Su intenso pelo negro azabache, liso y corto, enmarcaba un rostro de
tez pálida sólo alterado por el colorido artificial de unas
mejillas sonrosadas y una llamativa sombra de ojos. Sus enormes gafas
redondas terminaban por completar los rasgos más llamativos
de su fisonomía. Pero lo que más centró mi atención no fue su
aspecto físico, sino su timbre de voz entre rasgado y
aterciopelado. Su marido, un señor calvo y con bigote, la ayudaba a
regentar el negocio y se encargaba de que no faltasen los pasteles
recién hechos. Aquella tienda era el paraíso de los pequeños y de
quienes ya no lo éramos tanto. Aquella mujer ha visto crecer a dos
generaciones de malpartideños con la misma discreción con la que se
ha marchado. Y es que hace una semana que me he enterado de que Choni
se ha jubilado. La noticia me ha producido un hondo vacío, como si
en ese instante tomara conciencia de que parte de mi juventud también
desaparecía irremisiblemente. Por eso, cada vez que pase por la
Confitería Los Arcos esbozaré una sonrisa cómplice en recuerdo de
un tiempo sembrado de nostalgia y en homenaje a una malpartideña que
perdurará en nuestra memoria durante muchos años.

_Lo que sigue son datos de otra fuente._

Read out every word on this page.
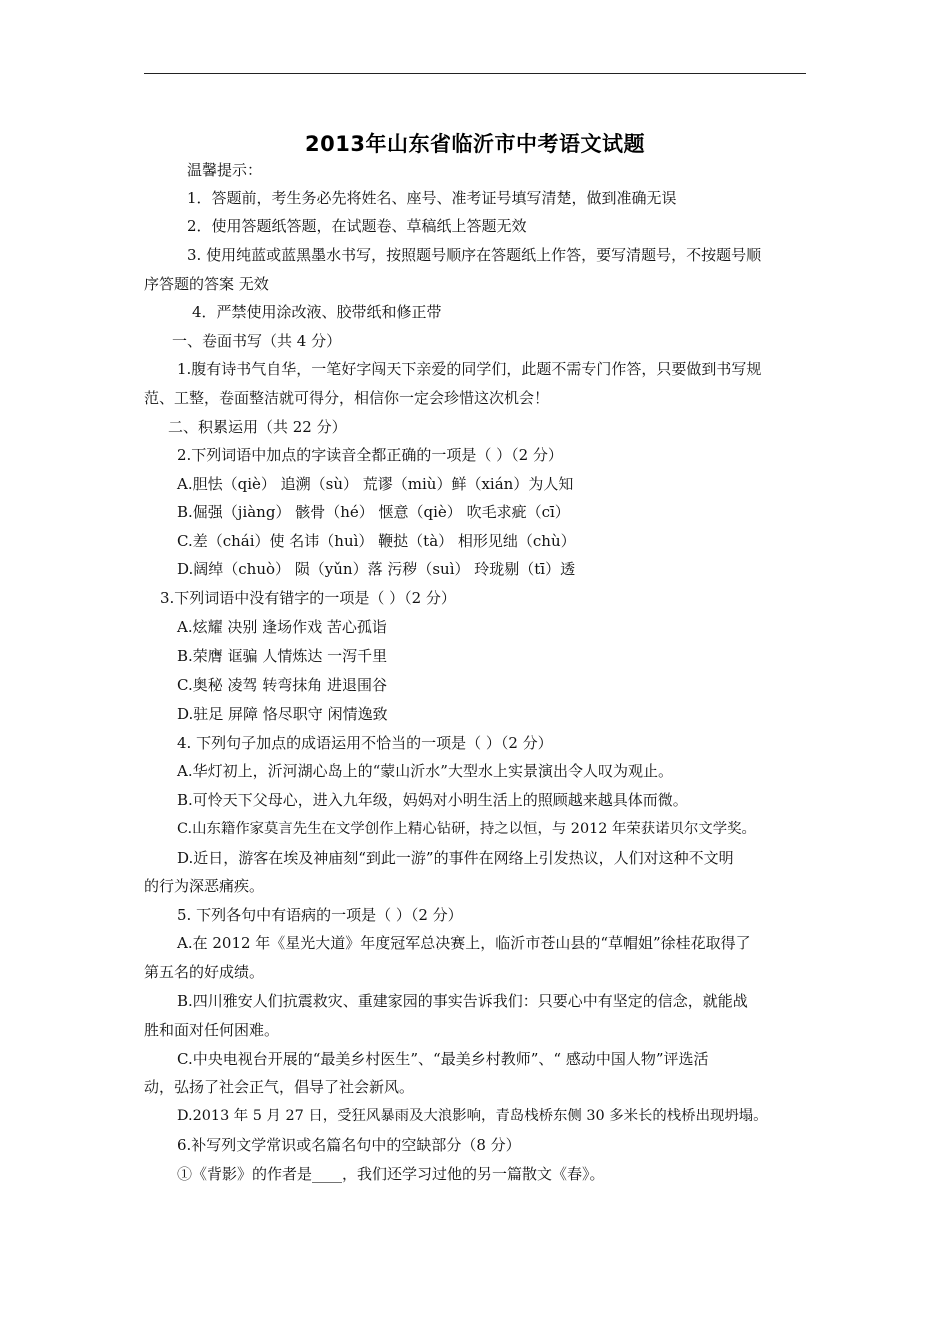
2013年山东省临沂市中考语文试题
温馨提示：
1．答题前，考生务必先将姓名、座号、准考证号填写清楚，做到准确无误
2．使用答题纸答题，在试题卷、草稿纸上答题无效
3. 使用纯蓝或蓝黑墨水书写，按照题号顺序在答题纸上作答，要写清题号，不按题号顺
序答题的答案 无效
4．严禁使用涂改液、胶带纸和修正带
一、卷面书写（共 4 分）
1.腹有诗书气自华，一笔好字闯天下亲爱的同学们，此题不需专门作答，只要做到书写规
范、工整，卷面整洁就可得分，相信你一定会珍惜这次机会！
二、积累运用（共 22 分）
2.下列词语中加点的字读音全都正确的一项是（ ）（2 分）
A.胆怯（qiè） 追溯（sù） 荒谬（miù）鲜（xián）为人知
B.倔强（jiàng） 骸骨（hé） 惬意（qiè） 吹毛求疵（cī）
C.差（chái）使 名讳（huì） 鞭挞（tà） 相形见绌（chù）
D.阔绰（chuò） 陨（yǔn）落 污秽（suì） 玲珑剔（tī）透
3.下列词语中没有错字的一项是（ ）（2 分）
A.炫耀 决别 逢场作戏 苦心孤诣
B.荣膺 诓骗 人情炼达 一泻千里
C.奥秘 凌驾 转弯抹角 进退围谷
D.驻足 屏障 恪尽职守 闲情逸致
4. 下列句子加点的成语运用不恰当的一项是（ ）（2 分）
A.华灯初上，沂河湖心岛上的“蒙山沂水”大型水上实景演出令人叹为观止。
B.可怜天下父母心，进入九年级，妈妈对小明生活上的照顾越来越具体而微。
C.山东籍作家莫言先生在文学创作上精心钻研，持之以恒，与 2012 年荣获诺贝尔文学奖。
D.近日，游客在埃及神庙刻“到此一游”的事件在网络上引发热议，人们对这种不文明
的行为深恶痛疾。
5. 下列各句中有语病的一项是（ ）（2 分）
A.在 2012 年《星光大道》年度冠军总决赛上，临沂市苍山县的“草帽姐”徐桂花取得了
第五名的好成绩。
B.四川雅安人们抗震救灾、重建家园的事实告诉我们：只要心中有坚定的信念，就能战
胜和面对任何困难。
C.中央电视台开展的“最美乡村医生”、“最美乡村教师”、“ 感动中国人物”评选活
动，弘扬了社会正气，倡导了社会新风。
D.2013 年 5 月 27 日，受狂风暴雨及大浪影响，青岛栈桥东侧 30 多米长的栈桥出现坍塌。
6.补写列文学常识或名篇名句中的空缺部分（8 分）
①《背影》的作者是____，我们还学习过他的另一篇散文《春》。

!Menudos recuerdos! Algunas correcciones, si me permites: llegamos a Malpartida mucho antes, en el verano de 1985. Lo recuerdo, porque ése fue el año de "las empanadillas", la nochevieja de 1985, que vimos en el pabellón que estaba enfrente de la casa de Alfredo, donde todos las familias del cuartel comían las uvas juntas.
ResponderEliminarEn Malpartida viví la plenitud de mi infancia. Creo que nunca podremos agradecerle suficientemente a nuestros padres que nos hayan proporcionado la estabilidad necesaria para que viviéramos una infancia tan inmensamente feliz.
Tienes razón, con Choni parece que "muere" uno de los últimos lazos que aún quedaban de esa infancia. Siempre quedarán los recuerdos, la nostalgia. ¡Y malpartida sigue estando ahí!
Un abrazo, hermano.
Pues nada, paso a corregirlo. Gracias.